Presented at the Gartner Security & Risk Management Summit in June 2026, this analysis highlights a structural blind spot in enterprise AI security programmes: threat actors do not need to attack AI models directly when the legacy infrastructure those models depend on remains poorly secured. As AI agent adoption accelerates — 71% of organisations piloting agents, 31% already in production — security investment is concentrating on model-layer threats such as prompt injection and data leakage, leaving the underlying infrastructure attack surface largely unaddressed.

Technical Analysis

AI agents in typical enterprise deployments authenticate through existing identity providers (e.g. Active Directory, cloud IAM), read and write to existing cloud storage (S3 buckets), execute business logic through existing serverless functions (AWS Lambda), and integrate with SaaS platforms via stored credentials. None of these dependencies were designed with autonomous agent behaviour in mind; they carry whatever security debt existed before the agent was deployed.

The attack path is straightforward: an adversary exploits an unpatched CVE in a legacy server, recovers cached developer credentials, or abuses a misconfigured Active Directory permission. From that foothold, they inherit the agent’s effective permissions — access to knowledge bases, cloud storage, SaaS integrations, and connected APIs — without ever interacting with the model itself. The article illustrates this with a concrete scenario: a Co-Pilot hosted on AWS Bedrock, querying Salesforce-exported data from S3 via Lambda, where a single unpatched 2025 CVE on a developer machine is sufficient to pivot into the entire agent ecosystem.

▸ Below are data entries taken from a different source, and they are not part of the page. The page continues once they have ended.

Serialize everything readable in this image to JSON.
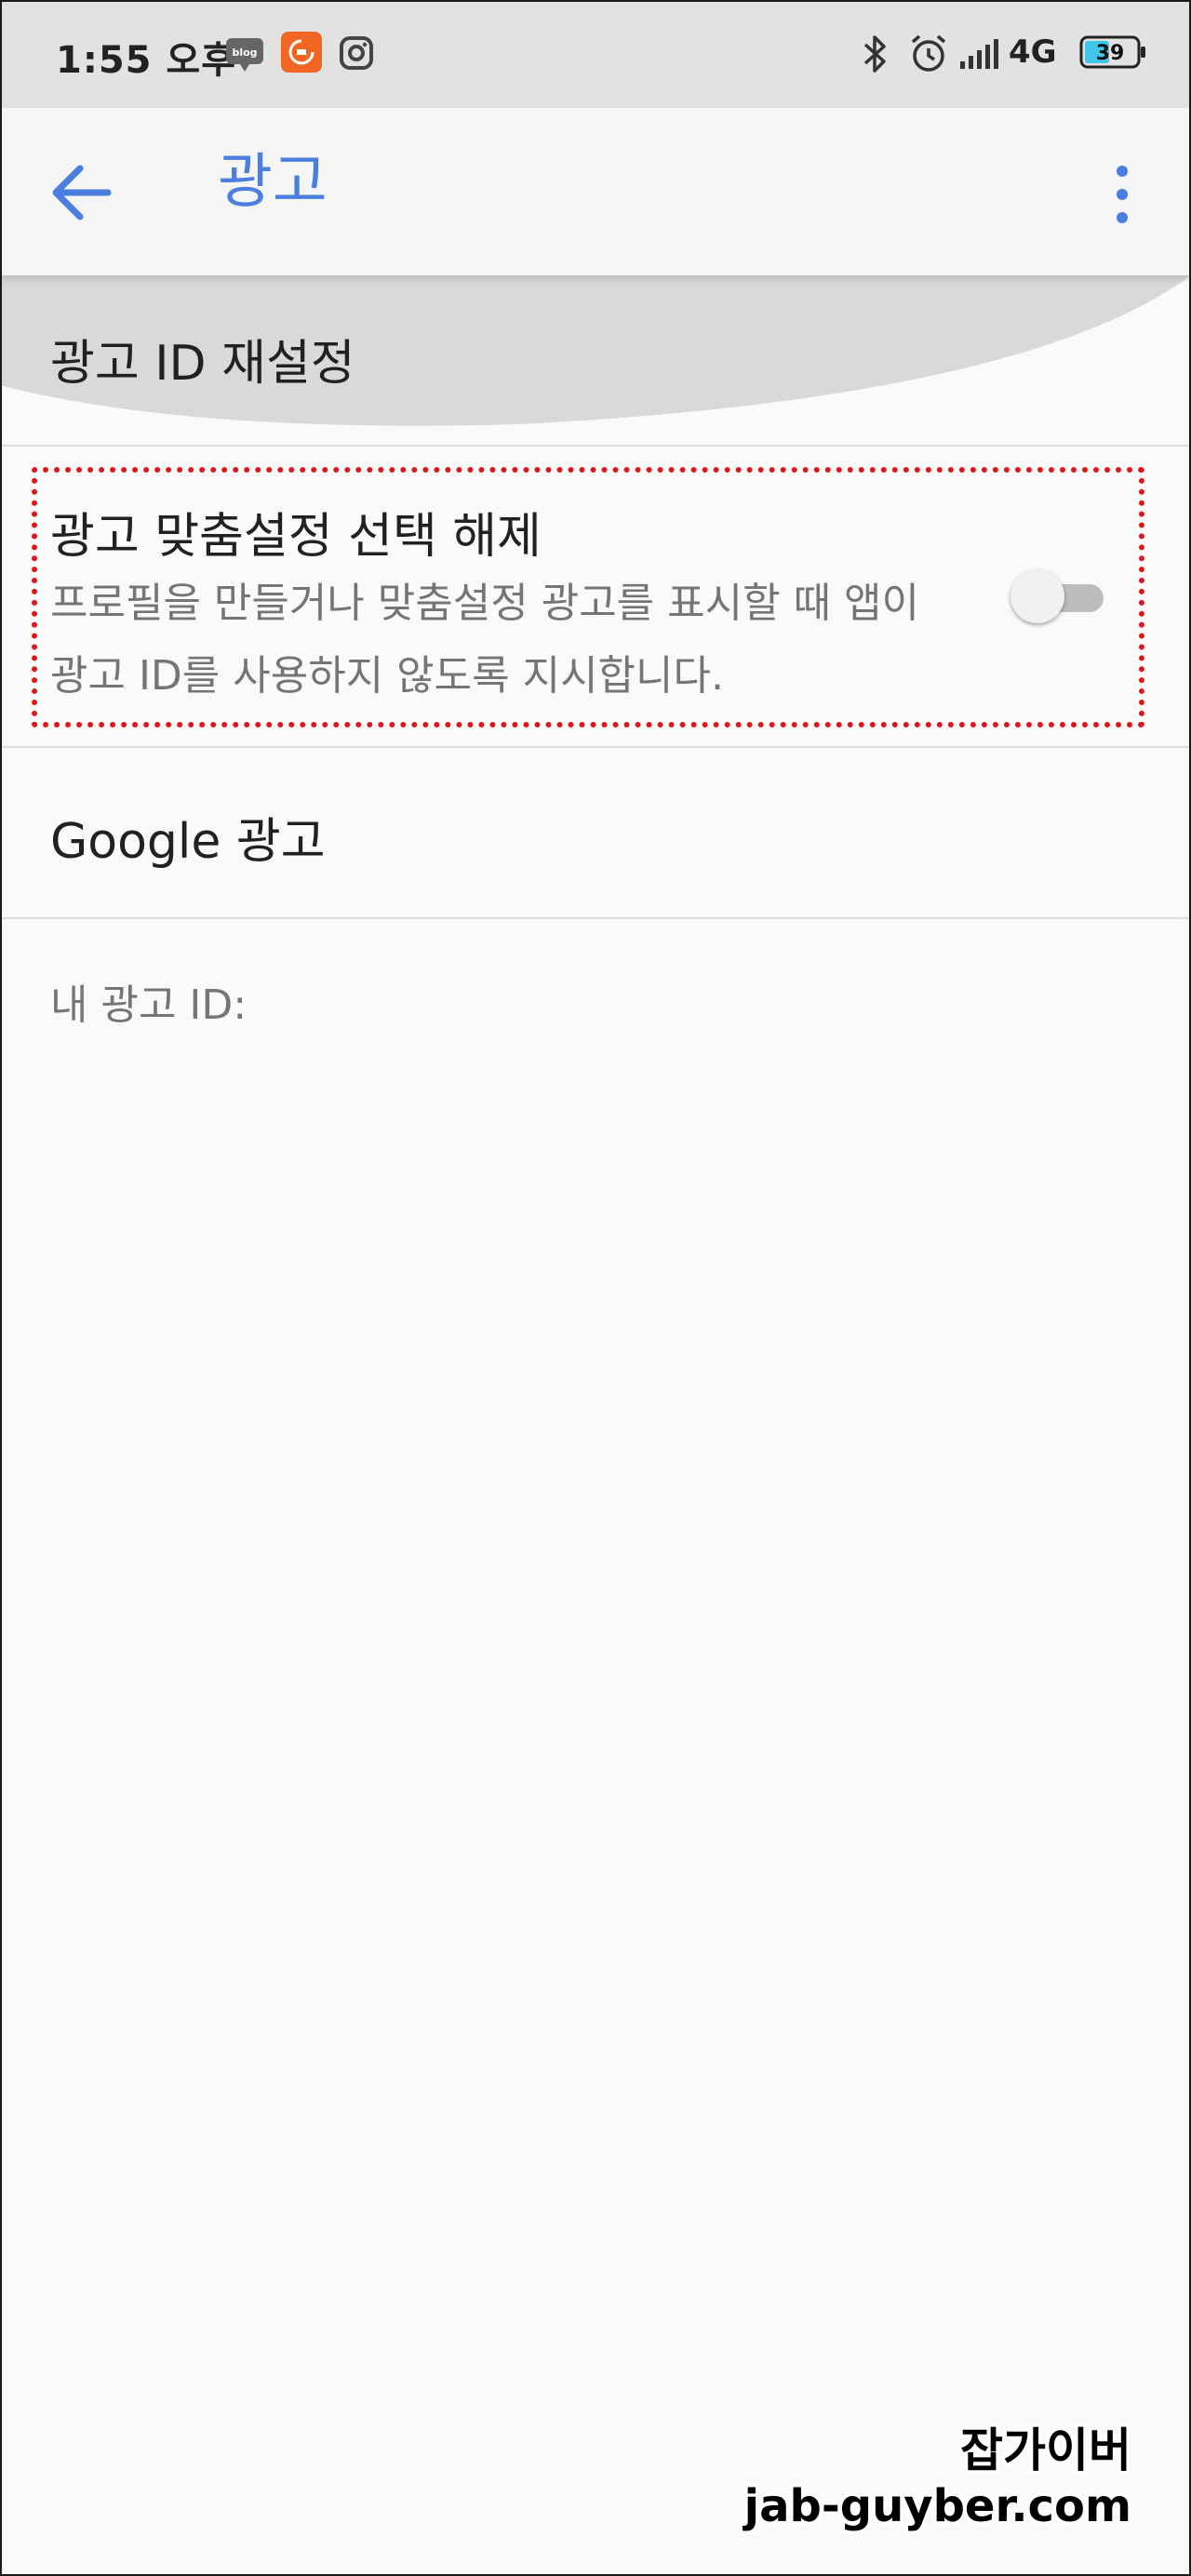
{
  "status_bar": {
    "time": "1:55 오후",
    "blog_icon_text": "blog",
    "network": "4G",
    "battery": "39"
  },
  "app_bar": {
    "title": "광고"
  },
  "settings": {
    "reset_ad_id": "광고 ID 재설정",
    "opt_out": {
      "title": "광고 맞춤설정 선택 해제",
      "description": "프로필을 만들거나 맞춤설정 광고를 표시할 때 앱이 광고 ID를 사용하지 않도록 지시합니다.",
      "enabled": false
    },
    "google_ads": "Google 광고",
    "my_ad_id_label": "내 광고 ID:"
  },
  "watermark": {
    "line1": "잡가이버",
    "line2": "jab-guyber.com"
  },
  "colors": {
    "accent": "#4a7fe0",
    "highlight": "#e0161c",
    "status_bar_bg": "#e2e2e2",
    "app_bar_bg": "#f5f5f5",
    "content_bg": "#fafafa"
  },
  "icons": {
    "back": "arrow-left-icon",
    "more": "more-vertical-icon",
    "bluetooth": "bluetooth-icon",
    "alarm": "alarm-icon",
    "signal": "signal-icon",
    "battery": "battery-icon",
    "blog": "blog-app-icon",
    "mi": "mi-app-icon",
    "instagram": "instagram-icon"
  }
}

Compounding the risk, 70% of organisations reportedly grant AI systems broader access than a human in an equivalent role. Organisations with over-privileged AI reported a 76% incident rate versus 17% for those enforcing least privilege — a stark delta that quantifies the cost of excessive agency.

Framework Mapping

  • AML.T0012 (Valid Accounts): Attackers abuse legitimate inherited credentials rather than cracking the model.
  • AML.T0047 (ML-Enabled Product or Service): The deployed Co-Pilot is the target surface, exploited indirectly.
  • AML.T0057 (LLM Data Leakage): Agent access to customer data in S3 becomes exfiltration-ready once credentials are compromised.
  • LLM08 (Excessive Agency): Over-provisioned IAM roles give agents — and therefore attackers — far more capability than intended.
  • LLM05 (Supply Chain Vulnerabilities): Legacy dependencies (Lambda, IAM, Active Directory) represent the supply chain beneath the AI layer.

Impact Assessment

Any enterprise running AI agents that inherit permissions from pre-existing IAM roles, service accounts, or credential stores is exposed. The risk is highest where AI agents have read/write access to production data stores, SaaS platforms, or financial systems. The 76% incident rate cited for over-privileged AI deployments suggests this is not a theoretical concern — organisations are already experiencing consequences.

Mitigation & Recommendations

  1. Enforce least privilege for AI identities: Audit every IAM role, service account, and API key assigned to or inherited by AI agents. Revoke permissions not explicitly required.
  2. Patch legacy infrastructure before expanding AI access: Treat AI agent deployment as a trigger for a full vulnerability scan of connected legacy systems.
  3. Isolate agent dependencies: Use dedicated S3 buckets, Lambda execution roles, and network segments for AI workloads rather than sharing with general-purpose infrastructure.
  4. Rotate and vault credentials: Remove cached or long-lived credentials from developer machines and CI/CD pipelines accessible to AI agent build chains.
  5. Continuous exposure mapping: Maintain an up-to-date map of everything an AI agent can reach and review it whenever infrastructure changes.